31 luglio 2022 09:20

Cara Signora , ho notato che nel suo elenco di parole usurate ne manca una :Moderati , parola di cui bisogna capire il senso che vuol dire moderati ? Moderati in che cosa ,è un termine da dietologi da rotocalco patinato, potete mangiare tutto basta essre Moderati.
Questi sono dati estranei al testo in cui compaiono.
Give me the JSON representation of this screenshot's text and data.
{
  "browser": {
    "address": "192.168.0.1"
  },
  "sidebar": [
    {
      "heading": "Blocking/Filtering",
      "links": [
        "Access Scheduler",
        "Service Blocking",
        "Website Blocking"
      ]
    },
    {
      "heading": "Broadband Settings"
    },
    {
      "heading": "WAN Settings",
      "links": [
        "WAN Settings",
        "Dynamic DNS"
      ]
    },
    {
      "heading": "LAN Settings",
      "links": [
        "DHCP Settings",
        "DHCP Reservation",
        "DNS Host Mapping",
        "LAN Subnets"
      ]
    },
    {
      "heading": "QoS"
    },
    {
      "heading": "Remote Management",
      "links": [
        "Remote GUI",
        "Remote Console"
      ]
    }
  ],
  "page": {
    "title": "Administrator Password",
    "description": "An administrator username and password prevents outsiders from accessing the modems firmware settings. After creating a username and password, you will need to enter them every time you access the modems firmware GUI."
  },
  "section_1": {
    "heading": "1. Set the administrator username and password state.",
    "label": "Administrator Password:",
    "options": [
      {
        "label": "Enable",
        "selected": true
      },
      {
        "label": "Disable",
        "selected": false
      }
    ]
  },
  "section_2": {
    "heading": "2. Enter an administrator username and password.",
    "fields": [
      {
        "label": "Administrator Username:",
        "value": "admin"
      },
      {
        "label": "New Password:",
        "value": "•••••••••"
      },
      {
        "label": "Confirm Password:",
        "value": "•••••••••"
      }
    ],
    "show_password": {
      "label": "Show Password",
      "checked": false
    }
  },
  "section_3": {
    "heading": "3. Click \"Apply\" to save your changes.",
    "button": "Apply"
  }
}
In politica viene usato dai peggiori arraffoni e voltagabbana un po' in tutte le latitudini ma soprattutto in Italia il termine è appannaggio dei vari Berlusconi Renzi Calenda ci poteva stare anche Enrico Letta ,ma lei lo ha già collocato da un'altra parte quindi...Da quanto ho capito dal suo scritto è lei che sente (politicamente ) la mancanza di Draghi ,definito da lei maschio alfa della politica italiana.Bene Quest'uomo non aveva nessuna voglia di fare il PdC (basta vedere le nomine dei ministri) il suo obiettivo era la Presenza della Repubblica infatti non appena Conte ha chiesto dei chiarimenti ha dato le dimissioni ,e con il bailamme che è seguito. Come sappiamo Draghi era il campione dei cosiddetti moderati, ed infatti di moderato non aveva niente (vedi riforma Cartabria )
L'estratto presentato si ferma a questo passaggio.